Leave it to Sanders to be contrary: most politicos, Trump included, write their campaign books while still campaigning. We can only imagine the author believes that his efforts will be ongoing and continual; in that interest, this book capably captures the main points of his message: Washington is corrupt, money needs to be taken out of politics, and the working class needs a fair shake and, yes, a new deal.
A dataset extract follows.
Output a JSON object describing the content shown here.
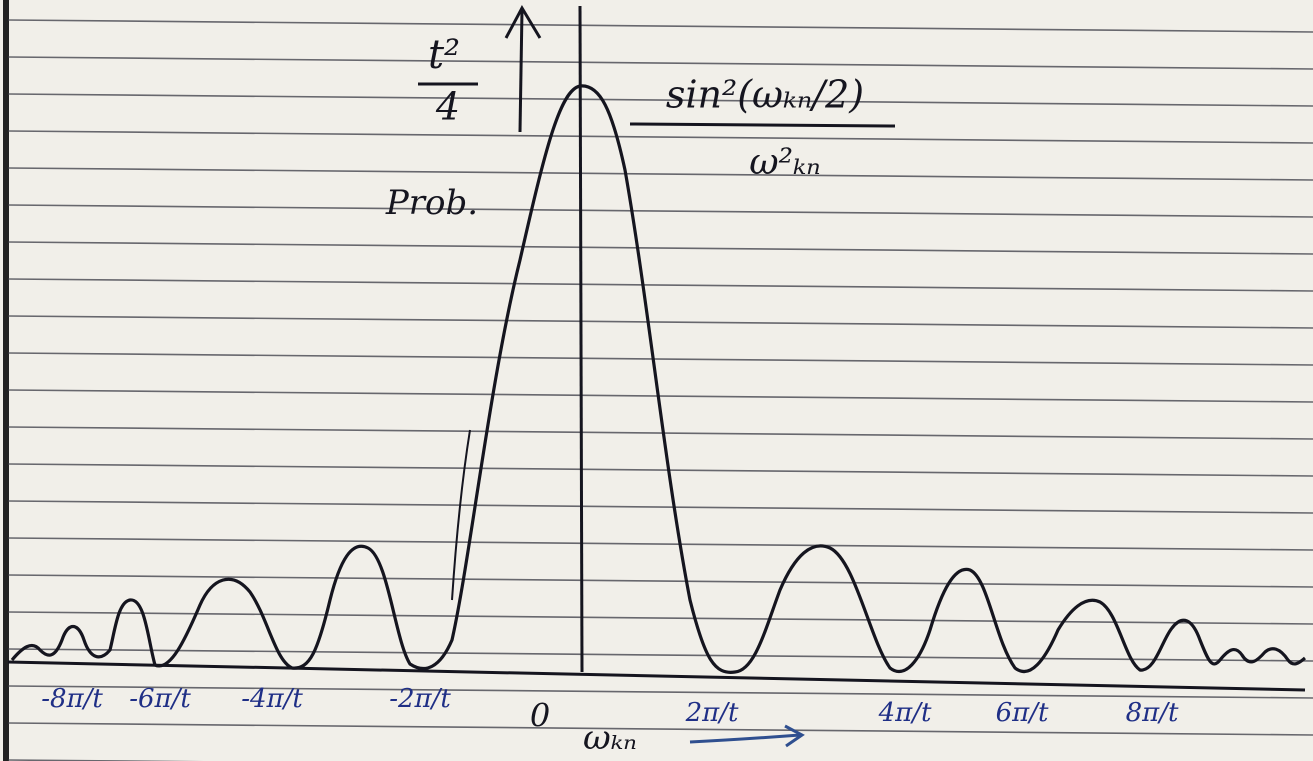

Sanders begins on a note that could only have come after the race, of course: namely, that nearly 1.5 million people attended his rallies, and his campaign “attracted the energetic support of hundreds of thousands of volunteers in every state in the country.” Here, the author, writing very much as he speaks (“Fortunately, we won that battle,” he says of a Republican effort to cut aid to disabled veterans, “but it sickens me that we even had to wage the fight”), takes a long look at some of the planks that he and his movement pressed onto the Democratic Party platform in the 2016 election, including immigration reform, the $15-per-hour federal minimum wage, and the breakup of banks too big to fail. In the place of any regrets comes plenty of fire and a little ire, as when he impatiently recalls what he considers to be Hillary Clinton’s mischaracterization of his position on guns. “This was an unfair attack,” he writes, “but one that I didn’t handle well.” He adds, “to suggest, as Clinton did, that I was somehow sympathetic to the gun lobby was absurd.” Most of the author’s scorn is reserved, though, for those who stand in the way of his common-sense if sometimes-technical recommendations on such matters as capital gains taxation, Medicare expansion, and infrastructure spending.
There’s not much what-if here and certainly no indecision. Instead, as if rallying the troops, Sanders writes confidently of a program that’s sure to be revisited in 2020.